From Mcfarland Publishing
Ed here: I spent the long weekend reading this magnificent book and I'm still not finished with it. That's how packed it is with articles, interviews, overviews and information about every aspect of Mickey Spillane's impact on movies, TV, radio, comic books and the publishing industry. He alone created the market for paperback originals. He alone defined the blue collar rage of the men who cam back from the big war. He alone spawned the second wave of private eye fiction following the Hammett-Chandler era. Collins and Traylor pack this book with fascinating stories and incidents about the men and women in front of and behind the cameras and microphones and drawing boards. This is much more than a simple history of Spillane (though the biography here is filled with things about him I never knew). It is also a decade by decade history of the culture Spillane operated in. And it's all as readable as a novel--say a Mickey Spillane novel. :) This book is a flat out treasure.
Here'a quote from Max from Boing Boing:
"I grew up reading Mickey Spillane novels and, years later, was lucky enough to get to know the man behind Mike Hammer. Mickey and I did a number of projects together -- co-editing anthologies, creating the comic book Mike Danger, plus my documentary, "Mike Hammer's Mickey Spillane" (1999 -- available on the Criterion DVD/Blu-ray of the great film noir, Kiss Me Deadly).
"About a week before his passing, Mickey called to ask a favor. He was very ill and knew it. He was working on what would be the last Mike Hammer novel, chronologically -- The Goliath Bone, Mike taking on terrorists in post-9/11 Manhattan.
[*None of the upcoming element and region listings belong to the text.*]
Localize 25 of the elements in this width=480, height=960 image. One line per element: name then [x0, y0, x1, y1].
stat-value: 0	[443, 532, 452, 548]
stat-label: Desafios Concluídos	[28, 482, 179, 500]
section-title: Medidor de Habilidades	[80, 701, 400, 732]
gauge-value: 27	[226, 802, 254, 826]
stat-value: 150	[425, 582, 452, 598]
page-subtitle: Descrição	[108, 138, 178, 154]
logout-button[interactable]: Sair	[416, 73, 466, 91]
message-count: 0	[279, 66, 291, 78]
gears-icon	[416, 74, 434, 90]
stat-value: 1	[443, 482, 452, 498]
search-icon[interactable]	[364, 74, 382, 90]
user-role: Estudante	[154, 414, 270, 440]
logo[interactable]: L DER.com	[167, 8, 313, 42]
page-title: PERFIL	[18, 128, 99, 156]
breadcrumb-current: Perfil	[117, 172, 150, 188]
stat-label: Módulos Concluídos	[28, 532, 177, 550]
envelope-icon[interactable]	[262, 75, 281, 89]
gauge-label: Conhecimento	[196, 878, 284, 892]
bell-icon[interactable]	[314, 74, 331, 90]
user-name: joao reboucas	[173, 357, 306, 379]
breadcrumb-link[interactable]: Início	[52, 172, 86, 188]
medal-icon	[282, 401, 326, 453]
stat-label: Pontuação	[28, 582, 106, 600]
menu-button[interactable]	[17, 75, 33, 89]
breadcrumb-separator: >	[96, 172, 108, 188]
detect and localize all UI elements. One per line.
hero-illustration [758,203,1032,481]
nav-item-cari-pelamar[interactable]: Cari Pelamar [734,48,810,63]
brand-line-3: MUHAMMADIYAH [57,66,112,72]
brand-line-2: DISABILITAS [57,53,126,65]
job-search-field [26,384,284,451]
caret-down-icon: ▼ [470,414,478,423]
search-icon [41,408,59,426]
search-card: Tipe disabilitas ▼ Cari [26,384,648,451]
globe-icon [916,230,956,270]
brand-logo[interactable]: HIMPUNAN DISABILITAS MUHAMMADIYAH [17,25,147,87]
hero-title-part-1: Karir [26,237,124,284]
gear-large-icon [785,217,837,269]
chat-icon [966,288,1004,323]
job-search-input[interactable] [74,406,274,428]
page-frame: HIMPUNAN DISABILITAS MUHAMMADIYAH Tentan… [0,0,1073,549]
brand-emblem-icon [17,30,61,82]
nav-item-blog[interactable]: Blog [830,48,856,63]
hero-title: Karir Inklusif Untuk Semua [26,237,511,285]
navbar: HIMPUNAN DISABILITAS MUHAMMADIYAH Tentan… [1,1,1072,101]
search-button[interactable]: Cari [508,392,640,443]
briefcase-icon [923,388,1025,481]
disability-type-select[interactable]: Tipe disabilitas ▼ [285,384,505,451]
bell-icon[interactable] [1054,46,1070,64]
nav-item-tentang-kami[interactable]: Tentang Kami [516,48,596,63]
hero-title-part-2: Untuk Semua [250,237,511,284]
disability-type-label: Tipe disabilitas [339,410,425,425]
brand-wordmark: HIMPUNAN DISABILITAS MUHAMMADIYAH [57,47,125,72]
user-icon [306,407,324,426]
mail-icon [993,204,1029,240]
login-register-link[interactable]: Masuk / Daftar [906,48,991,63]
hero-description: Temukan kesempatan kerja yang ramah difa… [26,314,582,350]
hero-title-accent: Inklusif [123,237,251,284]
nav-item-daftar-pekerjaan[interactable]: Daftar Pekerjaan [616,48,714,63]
"Mickey had been working hard on Goliath Bonebut was afraid he wouldn't have time to finish it. If need be, would I step in? Then a few days later, he asked his wife Jane to turn over any unfinished material from his several offices to me, saying, "Max will know what to do.""
In the mid-20th century, Mickey Spillane was the sensation of not just mystery fiction but publishing itself. The level of sex and violence in his Mike Hammer thrillers (starting with I, The Jury in 1947) broke down long-held taboos and engendered a near hysterical critical backlash. Nonetheless, Spillane’s influence has been felt--reflections of Hammer are visible in nearly every subsequent tough guy of fiction and film, including James Bond, Dirty Harry, Shaft, Billy Jack, and Jack Bauer. Spillane’s fiction came to the screen in a series of films that include Kiss Me Deadly (1955) and The Girl Hunters (1963) with the author himself playing his private eye. These films, and television series starring Darren McGavin and Stacy Keach respectively, are examined in a lively, knowledgeable fashion by Spillane experts. Included are cast and crew listings, brief biographical entries on key persons, and a lengthy interview with Spillane.
------------About the Author
Max Allan Collins has earned an unprecedented 16 Private Eye Writers of America "Shamus" nominations, winning for his Nathan Heller novels True Detective (1983) and Stolen Away (1991), receiving the PWA life achievement award in 2007. He is the author of the graphic novel Road to Perdition and has directed four feature films and two documentaries. He lives in Muscatine, Iowa. James L. Traylor grew up reading the paperback adventures of Perry Mason, Ellery Queen, and Mike Hammer. His articles have appeared in The Armchair Detective, The Mystery FANcier, Clues, Hardboiled, The Strand and The Oxford Companion to Crime and Mystery Writing (1999). He lives in Meansville, Georgia.